= Maison de la Culture de Firminy =

The Maison de la Culture de Firminy is a cultural establishment located in Firminy in the Loire region of France. The site was inscribed on the UNESCO World Heritage List in 2016 for its contribution to the development of modern architecture along with sixteen other works by Le Corbusier.

==History==
The first project presented by Le Corbusier in 1956 included the Maison de la Culture and the bleachers of the municipal stadium. It was decided to dissociate the sports equipment from the cultural center in order to avoid conflicts of financing by the State, between the two ministries.

Finally, the second version of the cultural center without the bleachers was inaugurated in 1965. It is the only building designed by the architect in Firminy that is not a posthumous achievement.

==Ranking==
It is classified as a historical monument.

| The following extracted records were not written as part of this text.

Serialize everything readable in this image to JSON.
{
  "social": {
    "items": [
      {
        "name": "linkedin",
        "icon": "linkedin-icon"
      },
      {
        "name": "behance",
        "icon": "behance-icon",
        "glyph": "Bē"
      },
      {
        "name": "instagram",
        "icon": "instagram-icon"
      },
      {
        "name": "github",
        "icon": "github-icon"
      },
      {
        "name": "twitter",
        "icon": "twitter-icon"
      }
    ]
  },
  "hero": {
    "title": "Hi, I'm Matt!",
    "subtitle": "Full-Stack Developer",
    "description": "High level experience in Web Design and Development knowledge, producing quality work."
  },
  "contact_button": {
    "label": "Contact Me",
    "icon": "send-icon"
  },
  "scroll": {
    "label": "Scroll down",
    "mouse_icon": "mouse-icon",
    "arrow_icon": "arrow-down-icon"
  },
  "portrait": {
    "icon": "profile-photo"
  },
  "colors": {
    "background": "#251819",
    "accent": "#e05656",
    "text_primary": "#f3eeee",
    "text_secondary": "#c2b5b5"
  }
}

The application of several sites built by Le Corbusier (the cultural center) at World Heritage of UNESCO has already been rejected in 2009 and in 2011 because of too long a list and the absence of the site of Chandigarh in India A new application file taking into account the various remarks was submitted at the end of January 2015 and proposed at the 40th session of the World Heritage Committee held in Istanbul (Turkey) from 10 to 17 July 2016. The whole is finally classified on 17 July 2016.

==Presentation==
The cultural center was installed on an artificial cliff in the former “Razes” quarry. Its sloping facade dominates the sports complex and faces the municipal stadium.

It measures 110 meters long and 14 meters wide and is organized on 3 levels. On the south gable, Le Corbusier represented a fresco of the arts carried out in this center. The imagined roof was to be sloped and covered with a layer of earth intended to be sown by wind and birds. This technique requires very substantial foundations to support the weight of the roof. Finally, with the Stribick company, Le Corbuisier decided to make a roof suspended by pairs of cables connected to the two facades and on which concrete slabs were placed. This process is much lighter and therefore more economical.

The cultural center made up of a music room, an auditorium, a performance hall, a plastic arts room, a foyer bar to allow everyone to meet, a dance, etc.

Currently the roof is no longer waterproof and many infiltrations are visible. The Saint-Étienne Métropole project is to renovate the roof at a cost of around 8 million euros.